Monday 11 July 2011

Boy, have we got a vacation for you... for you... for you... for you...

Westworld.

The classic 1973 sci-fi thriller written by Michael Crichton, remains my all-time favourite SF movie. It's got everything - an unsettling ambience, a haunting soundtrack, the future, the past, Yul Brynner's finest performance, technology gone wrong (surely Crichton's favourite subject!), a gunslinging robot on the rampage and moustache-ridden 1970s style sex with androids. Well, I'm not sure of the latter is a prerequisite of a great movie, but it's one of the may facets of Westworld.

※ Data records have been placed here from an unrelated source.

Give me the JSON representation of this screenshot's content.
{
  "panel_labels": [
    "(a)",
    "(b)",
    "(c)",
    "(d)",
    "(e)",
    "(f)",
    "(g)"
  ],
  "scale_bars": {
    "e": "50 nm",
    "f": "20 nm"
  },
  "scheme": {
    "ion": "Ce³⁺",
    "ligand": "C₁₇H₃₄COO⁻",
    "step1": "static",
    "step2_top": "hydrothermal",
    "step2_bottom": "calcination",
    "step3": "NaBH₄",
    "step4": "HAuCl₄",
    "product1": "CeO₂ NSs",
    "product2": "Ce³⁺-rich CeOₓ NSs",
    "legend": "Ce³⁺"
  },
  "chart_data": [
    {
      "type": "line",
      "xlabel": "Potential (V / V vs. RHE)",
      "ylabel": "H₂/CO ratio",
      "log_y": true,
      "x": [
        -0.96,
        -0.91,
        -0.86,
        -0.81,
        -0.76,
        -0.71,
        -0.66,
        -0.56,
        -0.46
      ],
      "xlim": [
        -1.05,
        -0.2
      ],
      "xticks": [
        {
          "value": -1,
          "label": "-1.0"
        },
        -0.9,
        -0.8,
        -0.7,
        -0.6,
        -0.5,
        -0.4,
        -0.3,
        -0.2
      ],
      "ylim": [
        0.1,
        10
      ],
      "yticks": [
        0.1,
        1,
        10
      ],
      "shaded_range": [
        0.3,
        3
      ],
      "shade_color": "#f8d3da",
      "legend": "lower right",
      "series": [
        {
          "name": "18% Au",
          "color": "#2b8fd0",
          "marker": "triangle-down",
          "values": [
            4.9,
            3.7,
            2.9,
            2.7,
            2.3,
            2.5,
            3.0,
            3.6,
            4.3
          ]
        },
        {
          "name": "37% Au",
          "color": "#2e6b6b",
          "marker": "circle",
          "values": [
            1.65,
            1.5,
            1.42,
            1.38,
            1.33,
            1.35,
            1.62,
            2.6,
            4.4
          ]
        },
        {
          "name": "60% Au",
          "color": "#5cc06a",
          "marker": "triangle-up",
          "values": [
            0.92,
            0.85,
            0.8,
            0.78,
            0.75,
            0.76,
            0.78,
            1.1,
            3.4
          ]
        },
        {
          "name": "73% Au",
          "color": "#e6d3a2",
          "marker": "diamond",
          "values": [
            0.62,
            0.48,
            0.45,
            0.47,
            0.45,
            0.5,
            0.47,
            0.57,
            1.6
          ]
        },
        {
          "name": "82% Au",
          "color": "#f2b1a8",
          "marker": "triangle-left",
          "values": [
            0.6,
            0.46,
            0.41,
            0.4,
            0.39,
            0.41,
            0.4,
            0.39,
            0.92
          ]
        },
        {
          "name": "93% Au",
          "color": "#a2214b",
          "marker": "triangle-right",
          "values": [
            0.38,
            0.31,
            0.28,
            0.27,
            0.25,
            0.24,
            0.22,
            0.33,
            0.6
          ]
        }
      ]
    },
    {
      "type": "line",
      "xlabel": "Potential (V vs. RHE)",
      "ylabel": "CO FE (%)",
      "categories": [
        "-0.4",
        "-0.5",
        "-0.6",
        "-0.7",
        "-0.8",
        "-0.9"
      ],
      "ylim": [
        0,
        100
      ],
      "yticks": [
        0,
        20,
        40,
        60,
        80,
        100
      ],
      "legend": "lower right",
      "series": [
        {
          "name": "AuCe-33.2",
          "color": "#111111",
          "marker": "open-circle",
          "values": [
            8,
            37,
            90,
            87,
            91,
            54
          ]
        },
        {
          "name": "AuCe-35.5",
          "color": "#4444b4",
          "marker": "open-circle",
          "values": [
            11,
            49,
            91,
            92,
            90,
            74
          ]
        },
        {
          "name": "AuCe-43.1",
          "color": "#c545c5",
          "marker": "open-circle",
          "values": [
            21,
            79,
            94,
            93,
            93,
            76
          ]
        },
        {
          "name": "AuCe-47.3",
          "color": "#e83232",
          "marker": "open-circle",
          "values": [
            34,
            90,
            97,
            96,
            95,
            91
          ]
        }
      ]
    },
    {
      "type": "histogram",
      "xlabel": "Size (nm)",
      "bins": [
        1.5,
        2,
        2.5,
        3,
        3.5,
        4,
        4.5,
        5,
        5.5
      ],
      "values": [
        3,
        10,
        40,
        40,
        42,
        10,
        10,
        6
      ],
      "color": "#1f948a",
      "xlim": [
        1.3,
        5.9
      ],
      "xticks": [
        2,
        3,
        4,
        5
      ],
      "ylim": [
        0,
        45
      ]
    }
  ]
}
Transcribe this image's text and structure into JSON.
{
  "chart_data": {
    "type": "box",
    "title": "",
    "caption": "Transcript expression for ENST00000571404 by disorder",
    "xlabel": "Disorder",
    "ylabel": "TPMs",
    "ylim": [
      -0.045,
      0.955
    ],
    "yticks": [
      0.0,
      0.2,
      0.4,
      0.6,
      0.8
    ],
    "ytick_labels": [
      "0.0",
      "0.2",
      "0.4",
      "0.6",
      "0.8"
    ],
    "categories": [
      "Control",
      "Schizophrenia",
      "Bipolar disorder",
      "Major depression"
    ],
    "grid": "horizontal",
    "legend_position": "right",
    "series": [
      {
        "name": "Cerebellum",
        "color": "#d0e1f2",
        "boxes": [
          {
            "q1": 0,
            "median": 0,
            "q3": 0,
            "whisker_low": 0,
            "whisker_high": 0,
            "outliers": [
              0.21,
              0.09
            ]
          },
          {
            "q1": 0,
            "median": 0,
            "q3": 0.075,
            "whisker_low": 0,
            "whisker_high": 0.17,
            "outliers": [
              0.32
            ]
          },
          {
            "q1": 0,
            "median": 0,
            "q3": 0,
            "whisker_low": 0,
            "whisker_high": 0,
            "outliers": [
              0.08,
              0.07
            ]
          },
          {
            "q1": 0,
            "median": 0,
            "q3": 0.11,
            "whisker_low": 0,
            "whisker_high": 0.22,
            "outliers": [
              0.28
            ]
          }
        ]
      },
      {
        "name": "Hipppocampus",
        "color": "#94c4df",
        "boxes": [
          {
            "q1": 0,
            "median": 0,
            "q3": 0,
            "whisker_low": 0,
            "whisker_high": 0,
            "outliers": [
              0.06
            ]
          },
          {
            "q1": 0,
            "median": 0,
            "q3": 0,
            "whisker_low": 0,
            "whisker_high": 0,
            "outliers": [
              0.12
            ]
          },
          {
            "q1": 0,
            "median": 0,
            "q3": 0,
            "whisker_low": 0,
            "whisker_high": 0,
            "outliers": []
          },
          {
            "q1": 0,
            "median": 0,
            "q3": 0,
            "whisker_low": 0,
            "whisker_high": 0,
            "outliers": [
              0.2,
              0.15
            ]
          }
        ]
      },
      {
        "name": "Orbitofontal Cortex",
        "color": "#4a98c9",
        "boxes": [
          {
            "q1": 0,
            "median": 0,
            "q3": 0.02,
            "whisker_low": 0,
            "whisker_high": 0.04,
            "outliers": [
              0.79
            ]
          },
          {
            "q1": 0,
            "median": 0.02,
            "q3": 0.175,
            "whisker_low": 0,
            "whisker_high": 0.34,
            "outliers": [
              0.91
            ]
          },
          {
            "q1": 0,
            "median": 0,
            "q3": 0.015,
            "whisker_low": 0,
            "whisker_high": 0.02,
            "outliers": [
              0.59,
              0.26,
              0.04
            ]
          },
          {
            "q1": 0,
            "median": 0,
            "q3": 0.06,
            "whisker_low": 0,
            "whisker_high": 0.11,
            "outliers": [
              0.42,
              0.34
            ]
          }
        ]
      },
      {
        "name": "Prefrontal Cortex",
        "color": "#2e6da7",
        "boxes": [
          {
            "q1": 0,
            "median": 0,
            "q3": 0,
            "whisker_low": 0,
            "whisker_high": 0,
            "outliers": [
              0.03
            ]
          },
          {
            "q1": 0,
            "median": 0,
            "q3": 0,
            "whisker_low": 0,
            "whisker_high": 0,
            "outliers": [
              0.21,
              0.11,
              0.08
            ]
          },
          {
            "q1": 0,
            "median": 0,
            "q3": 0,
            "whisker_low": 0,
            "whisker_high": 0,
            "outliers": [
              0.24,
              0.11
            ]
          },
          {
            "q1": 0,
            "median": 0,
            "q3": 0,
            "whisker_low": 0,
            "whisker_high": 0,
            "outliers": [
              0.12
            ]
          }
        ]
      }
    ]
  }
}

Flares and facial hair aside, it's one of those movies which still stands up strong today. Any big budget remake would never recapture the tense atmosphere and suspense of the original, not to mention Fred Karlin's grating, nightmarish soundtrack. The bulk of the movie sees the manic gunslinger robot pursuing  Richard Benjamin's character through the inanimate theme-park worlds of Medieval World, Roman world and West World, in a superbly directed sequence of events - the nightmare robot who refuses to die, which Terminator used so well was started here.

I was probably around 7 or 8 years old when I first saw Westworld, and it was one of the few movies which utterly terrified me, and is one of the few movies of it's kind that I can still enjoy over again today with the same sense of thrill and excitement.

What a shame they had to go and make Futureworld!